Cancer survival worse in patients with inflammatory polyarthritis

Categories: Uncategorized

Except for hematopoietic cancers, cancer incidence is no more common among patients with inflammatory arthritis than in the general population, investigators in the UK report. However, 5-year cancer survival is significantly reduced.

Mortality among patients with rheumatoid arthritis is about twice as high as that of the general population, Dr. Alan Silman and his associates note, and mortality related to cancer is also increased. What remains unsettled is whether the higher mortality is due to greater incidence or a higher case fatality rate.

Dr. Silman, from the University of Manchester, and associates performed a prospective study to assess the risk of cancer among patients with new-onset inflammatory polyarthritis. This unselected cohort of 2,105 patients was enrolled in the Norfolk Arthritis Register between 1990 and 1999.

According to their paper in the March issue of Arthritis and Rheumatism, patients were examined annually, and were excluded if they were diagnosed with conditions other than rheumatoid arthritis, psoriatic arthritis, or postviral arthritis.

Cancer diagnoses were ascertained by linkage to hospital and death records. The authors considered only primary cancers that occurred at least 1 year after the onset of the arthritis symptoms. Follow-up was maintained until 2004, during which time 123 cancer cases were diagnosed.

After adjusting for age and gender, cancer incidence was no higher among patients. The only outlier was hematopoietic cancer, for which the relative risk was 1.6.

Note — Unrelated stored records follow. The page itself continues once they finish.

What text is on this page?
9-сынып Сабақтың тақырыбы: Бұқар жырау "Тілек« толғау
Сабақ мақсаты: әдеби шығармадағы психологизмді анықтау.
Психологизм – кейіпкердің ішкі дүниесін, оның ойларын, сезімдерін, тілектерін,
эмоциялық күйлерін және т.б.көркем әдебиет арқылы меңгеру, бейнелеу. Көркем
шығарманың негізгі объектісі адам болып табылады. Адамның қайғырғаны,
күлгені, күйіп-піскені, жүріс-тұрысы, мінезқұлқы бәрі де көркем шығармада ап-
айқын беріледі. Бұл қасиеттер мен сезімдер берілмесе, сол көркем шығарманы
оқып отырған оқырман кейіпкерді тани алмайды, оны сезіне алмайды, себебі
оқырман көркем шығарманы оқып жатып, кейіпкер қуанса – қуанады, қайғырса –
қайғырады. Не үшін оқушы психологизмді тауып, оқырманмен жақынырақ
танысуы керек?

Nonetheless, “after adjustments were made for age, sex, and (cancer) site, inflammatory polyarthritis patients with cancer had a statistically significant increased risk of death compared with the general Norfolk population with cancer (hazard ratio 1.4),” they report.

Dr. Silman’s group observed that when all digestive disease cancers were combined, the hazard ratio was 1.9; for hematopoietic cancer, the hazard ratio was 1.8.

The researchers chose patients with inflammatory polyarthritis, because diagnostic criteria at baseline “are unstable in patients with early arthritis.” Nearly 60% of their cohort was diagnosed with rheumatoid arthritis during the first 5 years of follow-up.